Bei Bewusstlosigkeit
• Beim Kind bleiben
• Atemwege freihalten
• In eine seitliche Position bringen: je nach Alter am Arm tragend oder stabile Seitenlage
Sollte das Kind „nur” brüllen, muss man es während der folgenden drei Tage genau beobachten. Und ganz besonders in den ersten 24 Stunden: Wenn es Kopfweh bekommt, erbricht oder besonders müde ist – ab mit ihm ins Krankenhaus!
„Unblutige Kopfverletzung“ / Sofortmaßnahmen
• Bei Bewusstlosigkeit (Reaktion siehe oben) und/oder Flüssigkeitsaustritt aus Ohr oder Nase sofort ins Krankenhaus
• Sonst: Genaue Beobachtung über 72 Stunden
Kinder-Ambulanz doch noch aufsuchen:
• Bei Erbrechen
• Bei Kopfschmerzen
• Bei verändertem Verhalten (zu ruhig oder müde)
• Wenn das Kind in der Nacht nicht aufweckbar ist (testen!)
Gehirnerschütterung
Eine Gehirnerschütterung ist ein leichtes Schädel-Hirn-Trauma, das von selbst wieder ausheilt. Wenn ein Kind massiv „auf den Kopf gefallen ist”, sollte es also ruhen – am besten im Bett. Job der Betreuungsperson ist dann: abwarten und beobachten. Beim Thema Bettruhe funktioniert durchaus der Umkehrschluss: Wenn der kleine Wirbelwind eine Gehirnerschütterung hat, bleibt er tatsächlich liegen. Kinder verhalten sich grundsätzlich ihrem Zustand entsprechend. Die Gehirnerschütterung selbst muss nicht behandelt werden. Zeigt sich aber eines der oben genannten Symptome (Erbrechen, Kopfschmerzen, Verhaltensänderung), macht man sich lieber auf den Weg ins Krankenhaus zwecks Abklärung.
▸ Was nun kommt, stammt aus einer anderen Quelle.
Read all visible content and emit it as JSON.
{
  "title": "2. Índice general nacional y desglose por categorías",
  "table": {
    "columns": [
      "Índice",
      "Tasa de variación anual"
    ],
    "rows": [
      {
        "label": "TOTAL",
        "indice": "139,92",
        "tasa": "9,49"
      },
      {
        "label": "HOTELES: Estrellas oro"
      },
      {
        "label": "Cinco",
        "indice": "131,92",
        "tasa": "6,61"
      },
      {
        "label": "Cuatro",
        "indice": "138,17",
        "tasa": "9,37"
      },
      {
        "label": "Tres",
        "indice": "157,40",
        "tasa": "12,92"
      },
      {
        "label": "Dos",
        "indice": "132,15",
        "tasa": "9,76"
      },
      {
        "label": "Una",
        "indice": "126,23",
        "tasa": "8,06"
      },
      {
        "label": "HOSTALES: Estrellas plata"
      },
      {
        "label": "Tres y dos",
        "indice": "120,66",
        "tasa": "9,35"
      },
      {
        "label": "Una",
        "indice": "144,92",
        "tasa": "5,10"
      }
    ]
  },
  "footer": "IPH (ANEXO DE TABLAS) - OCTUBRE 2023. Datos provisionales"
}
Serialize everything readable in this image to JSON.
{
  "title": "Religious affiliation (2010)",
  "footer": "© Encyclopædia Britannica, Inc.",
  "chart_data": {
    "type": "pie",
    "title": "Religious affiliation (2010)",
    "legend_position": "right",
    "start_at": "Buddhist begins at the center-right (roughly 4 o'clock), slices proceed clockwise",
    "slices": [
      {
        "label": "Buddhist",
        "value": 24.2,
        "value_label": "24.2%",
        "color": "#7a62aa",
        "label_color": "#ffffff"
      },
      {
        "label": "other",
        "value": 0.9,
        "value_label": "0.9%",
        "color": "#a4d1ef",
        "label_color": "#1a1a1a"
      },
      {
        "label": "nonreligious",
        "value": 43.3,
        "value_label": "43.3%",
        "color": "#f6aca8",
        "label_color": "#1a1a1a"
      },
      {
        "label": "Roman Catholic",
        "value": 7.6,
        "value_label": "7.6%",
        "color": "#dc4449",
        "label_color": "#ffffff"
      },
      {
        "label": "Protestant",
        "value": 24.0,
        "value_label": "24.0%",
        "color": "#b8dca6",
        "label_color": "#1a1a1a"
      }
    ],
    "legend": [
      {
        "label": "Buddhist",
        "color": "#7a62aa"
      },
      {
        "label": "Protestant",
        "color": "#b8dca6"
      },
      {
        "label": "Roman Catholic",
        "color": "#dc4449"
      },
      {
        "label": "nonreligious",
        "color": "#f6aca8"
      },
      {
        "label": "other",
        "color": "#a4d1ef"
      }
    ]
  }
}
Verunsicherten Eltern empfiehlt Gudrun Burda: „Sie können sich gerne in jedem Fall an eine Kinder- Ambulanz wenden. Dort erklärt man Ihnen, was beim Kind beobachtet und kontrolliert werden sollte (etwa: in der Nacht testen, ob sich die kleine Schlafmütze wecken lässt) und aus welchem Grund (Gefahr einer Gehirnblutung!).“ Fühlen sich Eltern in der Lage für diese Beobachtung, können sie ihr Kind zu Hause weiterbetreuen. Andernfalls – etwa wenn Eltern beim ersten Kind recht unsicher sind – wird es ein bis zwei Tage stationär aufgenommen.
Gehirnblutung
Bei einer Kopfverletzung durch Schlag oder Sturz kann es zu Hirnblutungen kommen. Diese Mikro-Blutungen sind Sicker-Blutungen und machen sich oft erst nach Stunden bemerkbar („luzides Intervall”). Darum ist eine Verhaltensbeobachtung des verletzten Sprösslings über eine Zeitspanne von drei Tagen so wichtig. Bringt man das „angeschlagene” Kind ins Krankenhaus, wird vermutlich ein Röntgen oder ein CT (Computertomographie) gemacht. Ist dort eine Gehirnblutung erkennbar, wird der Mini- Patient bzw. die Mini-Patientin weiterhin genau beobachtet. Oft reicht es abzuwarten, dass sich die Blutung selbst abdrückt und so stoppt. Andernfalls kann es notwendig sein, den gestiegenen Hirndruck zu senken – meist durch einen neurochirurgischen Eingriff.
Schädelbasisbruch
Dieses Worst-Case-Szenario wünscht sich kein Elternteil. Erkennen sollte man es trotzdem können – nämlich daran, dass Hirnflüssigkeit aus Nase oder Ohren austritt. Ein solcherart verletztes Kind ist auch immer bewusstlos und erbricht meist. Es gilt jedenfalls: Sofort Rettung rufen! (Siehe Kästchen oben) „Klassische” Ursachen für einen Schädelbasisbruch sind Fahrrad- oder Autounfälle. Gudrun Burda appelliert in diesem Zusammenhang: „Schnallen Sie Ihr Kind immer an!“ … Sie behandelt gerade eine kleine Patientin, die durch die Windschutzscheibe flog! Bei einer Schädelbasisfraktur kommt es zu einem Riss der Gehirnhaut – daher kann Flüssigkeit austreten. Wegen der Gefahr einer Bakterieninfektion werden Antibiotika verabreicht. Die gebrochene Schädelkapsel heilt – wenn nichts verschoben ist – nach einigen Tagen selbst oder muss operativ „gerichtet” werden.
Nicht vergessen!
Rettung / Notarzt: 144
EU-Notruf: 112 (Rettung, Feuerwehr, Polizei – funktioniert auch in Österreich!)